As punk permeated the mainstream, Soo Catwoman largely withdrew from the public eye. She went from being “insulted on a daily basis,” with people avoiding her on public transportation “as if I were contagious,” to watching privileged strangers infiltrate the scene. “Those of us with holes in our jumpers didn’t actually put them there on purpose,” she said in a 2007 interview with the website Punk77.
“I had an exhibit in London a while ago, and Soo came to the opening,” Mr. Gruen said, “and she was this sweet English housewife.”

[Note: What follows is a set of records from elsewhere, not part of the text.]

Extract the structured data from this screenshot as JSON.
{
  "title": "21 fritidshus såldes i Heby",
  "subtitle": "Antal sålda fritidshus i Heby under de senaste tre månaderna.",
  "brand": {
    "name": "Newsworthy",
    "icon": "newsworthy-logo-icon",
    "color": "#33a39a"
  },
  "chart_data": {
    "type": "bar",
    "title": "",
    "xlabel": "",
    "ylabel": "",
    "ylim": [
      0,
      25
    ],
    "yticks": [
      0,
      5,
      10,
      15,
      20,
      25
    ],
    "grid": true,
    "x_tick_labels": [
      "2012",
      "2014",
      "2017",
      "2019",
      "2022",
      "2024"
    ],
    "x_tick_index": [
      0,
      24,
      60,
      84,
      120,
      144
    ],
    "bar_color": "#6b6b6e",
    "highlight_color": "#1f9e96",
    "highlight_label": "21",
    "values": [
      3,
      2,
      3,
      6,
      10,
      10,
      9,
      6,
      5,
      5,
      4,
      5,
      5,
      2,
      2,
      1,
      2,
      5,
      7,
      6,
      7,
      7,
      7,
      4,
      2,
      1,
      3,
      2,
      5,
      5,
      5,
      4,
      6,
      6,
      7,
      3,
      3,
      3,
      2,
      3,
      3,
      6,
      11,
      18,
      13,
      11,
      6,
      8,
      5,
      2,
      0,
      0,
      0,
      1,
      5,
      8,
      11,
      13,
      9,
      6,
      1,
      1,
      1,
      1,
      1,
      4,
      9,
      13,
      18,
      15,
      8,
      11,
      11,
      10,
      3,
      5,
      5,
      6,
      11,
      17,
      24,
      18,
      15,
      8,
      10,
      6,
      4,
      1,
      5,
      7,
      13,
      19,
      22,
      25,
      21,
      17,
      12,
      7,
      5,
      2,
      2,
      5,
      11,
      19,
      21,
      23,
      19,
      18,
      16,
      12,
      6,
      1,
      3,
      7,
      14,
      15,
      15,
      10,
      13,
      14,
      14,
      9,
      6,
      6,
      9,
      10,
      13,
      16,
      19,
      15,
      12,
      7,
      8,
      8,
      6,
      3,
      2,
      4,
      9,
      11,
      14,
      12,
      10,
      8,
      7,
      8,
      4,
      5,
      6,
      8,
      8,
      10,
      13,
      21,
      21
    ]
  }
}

Speaking to The Times of London after her mother’s death, Dion Lucas said, “Although she was the epitome of punk, as far as her image, she was a hippie underneath it all.”
She home-schooled her children for a while and led an effort to save a tree outside their school. In her free time, she read the Romantic poets and listened to music ranging from Neil Young to Motown.
In 2008, her daughter launched a campaign to reclaim her image. She silk-screened T-shirts and printed tote bags, which she and her mother sold online.
“My mother’s image has at times been associated with negativity, words like ‘destroy’ and ‘anarchy,’ and the mental pictures they conjure up don’t really fit with the person she is,” Dion Lucas said in 2009. “Her beliefs are more about a mental revolution — about people learning to think for themselves.”
In addition to her daughter, Soo Catwoman is survived by a son, Shem Lucas; 10 brothers, Paul, John, Tony, Steve, Joe, Jim, Dave, Robert, Roland and Adam; a sister, Linda Lucas Kenny; and four grandchildren.
Reflecting on her legacy on her Myspace page years ago, Soo Catwoman seemed bemused by the evolution of the look she helped create.
“It still seems strange to me that what happened back then could bring about so many changes, in hair, music, fashion, etc.,” she wrote. “It seems quite funny that what started out as anti-fashion became fashion in itself.”